Sulistiono | DETaK
Banda Aceh – Sikap Rektor Universitas Syiah Kuala (Unsyiah), Darni M. Daud yang mendaftarkan diri dalam bursa pencalonan Gubernur Aceh dalam Pemilihan Kepala Daerah (Pilkada) Aceh mendatang menimbulkan pro-kontra tersendiri dalam lingkungan civitas akademika Unsyiah. Hal tersebut terkait dengan status Pegawai Negeri Sipil (PNS)-nya sebagai Rektor aktif saat ini di Unsyiah. Polemik soal status PNS Darni sebagai Rektor itu marak dibicarakan antar-sesama dosen Unsyiah, baik di kantin-kantin fakultas maupun milis di internet.
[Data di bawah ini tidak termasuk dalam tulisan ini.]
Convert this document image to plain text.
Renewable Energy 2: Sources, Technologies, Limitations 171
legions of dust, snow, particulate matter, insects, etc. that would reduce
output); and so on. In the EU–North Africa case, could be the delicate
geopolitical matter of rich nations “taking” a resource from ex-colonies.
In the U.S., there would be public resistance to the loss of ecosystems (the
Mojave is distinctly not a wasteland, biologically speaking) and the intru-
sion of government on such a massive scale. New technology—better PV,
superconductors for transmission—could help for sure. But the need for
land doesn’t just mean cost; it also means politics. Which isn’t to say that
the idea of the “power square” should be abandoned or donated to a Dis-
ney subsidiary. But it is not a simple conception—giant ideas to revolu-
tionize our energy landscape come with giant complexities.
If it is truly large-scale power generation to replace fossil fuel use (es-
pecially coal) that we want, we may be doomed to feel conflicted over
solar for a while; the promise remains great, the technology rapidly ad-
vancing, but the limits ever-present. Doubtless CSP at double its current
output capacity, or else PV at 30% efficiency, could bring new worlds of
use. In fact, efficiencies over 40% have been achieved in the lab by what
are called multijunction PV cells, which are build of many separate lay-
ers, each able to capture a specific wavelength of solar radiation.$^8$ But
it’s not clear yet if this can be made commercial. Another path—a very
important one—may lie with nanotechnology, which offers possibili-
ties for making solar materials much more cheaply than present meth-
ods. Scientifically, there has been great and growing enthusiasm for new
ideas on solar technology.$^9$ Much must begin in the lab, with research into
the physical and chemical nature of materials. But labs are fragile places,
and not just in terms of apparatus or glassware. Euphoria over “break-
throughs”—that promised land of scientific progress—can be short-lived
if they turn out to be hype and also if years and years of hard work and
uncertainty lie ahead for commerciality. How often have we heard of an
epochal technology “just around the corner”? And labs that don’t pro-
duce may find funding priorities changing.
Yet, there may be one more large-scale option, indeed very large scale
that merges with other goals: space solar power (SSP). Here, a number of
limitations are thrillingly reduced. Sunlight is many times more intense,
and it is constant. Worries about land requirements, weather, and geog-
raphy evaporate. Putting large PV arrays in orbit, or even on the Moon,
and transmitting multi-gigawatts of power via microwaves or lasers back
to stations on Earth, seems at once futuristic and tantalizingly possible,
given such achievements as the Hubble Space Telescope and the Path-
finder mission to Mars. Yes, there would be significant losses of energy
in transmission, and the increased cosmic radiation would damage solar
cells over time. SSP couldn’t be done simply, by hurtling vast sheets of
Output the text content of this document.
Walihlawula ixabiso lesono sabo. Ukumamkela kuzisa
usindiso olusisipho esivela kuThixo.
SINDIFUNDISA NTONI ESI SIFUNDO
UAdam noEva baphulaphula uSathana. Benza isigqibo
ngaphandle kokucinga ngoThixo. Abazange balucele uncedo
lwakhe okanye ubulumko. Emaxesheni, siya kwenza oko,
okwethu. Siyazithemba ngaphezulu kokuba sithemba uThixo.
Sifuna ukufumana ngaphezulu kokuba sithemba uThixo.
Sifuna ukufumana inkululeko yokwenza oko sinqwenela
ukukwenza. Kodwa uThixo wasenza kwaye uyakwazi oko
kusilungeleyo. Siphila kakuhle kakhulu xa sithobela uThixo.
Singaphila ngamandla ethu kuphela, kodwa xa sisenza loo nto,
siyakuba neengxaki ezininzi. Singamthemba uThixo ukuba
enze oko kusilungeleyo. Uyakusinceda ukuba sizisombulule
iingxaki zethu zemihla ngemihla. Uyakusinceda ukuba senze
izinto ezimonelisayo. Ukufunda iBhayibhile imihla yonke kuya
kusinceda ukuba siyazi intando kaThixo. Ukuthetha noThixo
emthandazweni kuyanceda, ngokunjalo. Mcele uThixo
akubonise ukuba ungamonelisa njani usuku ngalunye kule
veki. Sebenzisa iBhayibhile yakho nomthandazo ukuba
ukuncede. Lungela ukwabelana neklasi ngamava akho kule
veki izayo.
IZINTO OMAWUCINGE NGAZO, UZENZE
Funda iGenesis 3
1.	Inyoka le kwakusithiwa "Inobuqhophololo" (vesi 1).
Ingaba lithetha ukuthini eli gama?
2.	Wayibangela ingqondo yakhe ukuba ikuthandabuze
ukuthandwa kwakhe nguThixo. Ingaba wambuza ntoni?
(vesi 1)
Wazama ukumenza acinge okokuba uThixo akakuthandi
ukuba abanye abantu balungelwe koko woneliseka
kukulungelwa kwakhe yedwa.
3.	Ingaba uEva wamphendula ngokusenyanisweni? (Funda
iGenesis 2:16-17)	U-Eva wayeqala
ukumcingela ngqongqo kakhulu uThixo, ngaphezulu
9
Menanggapi hal tersebut, Guru Besar Fakultas Hukum (FH) Unsyiah yang juga anggota senat Unsyiah, Prof. DR. Husni Djalil, SH, M.Hum, mengatakan kalau merunut pada Undang-Undang (UU) sudah jelas bahwa Darni harus mengundurkan diri dari jabatan PNS. Misalnya UU. No. 12 Tahun 2008 tentang Perubahan Kedua atas UU No. 32 tahun 2004 tentang Pemerintahan Daerah, Peraturan Menteri Pendidikan Nasional (Permendiknas) No. 24 tahun 2010 tentang Pengangkatan dan Pemberhentian Rektor/Ketua/Direktur pada Perguruan Tinggi (PT) yang Diselenggarakan oleh Pemerintah dan Peraturan Kepala Badan Kepegawaian Negera (PKBKN) No. 10 tahun 2005 tentang PNS yang Menjadi Calon Kepala Daerah/Wakil Kepala Daerah.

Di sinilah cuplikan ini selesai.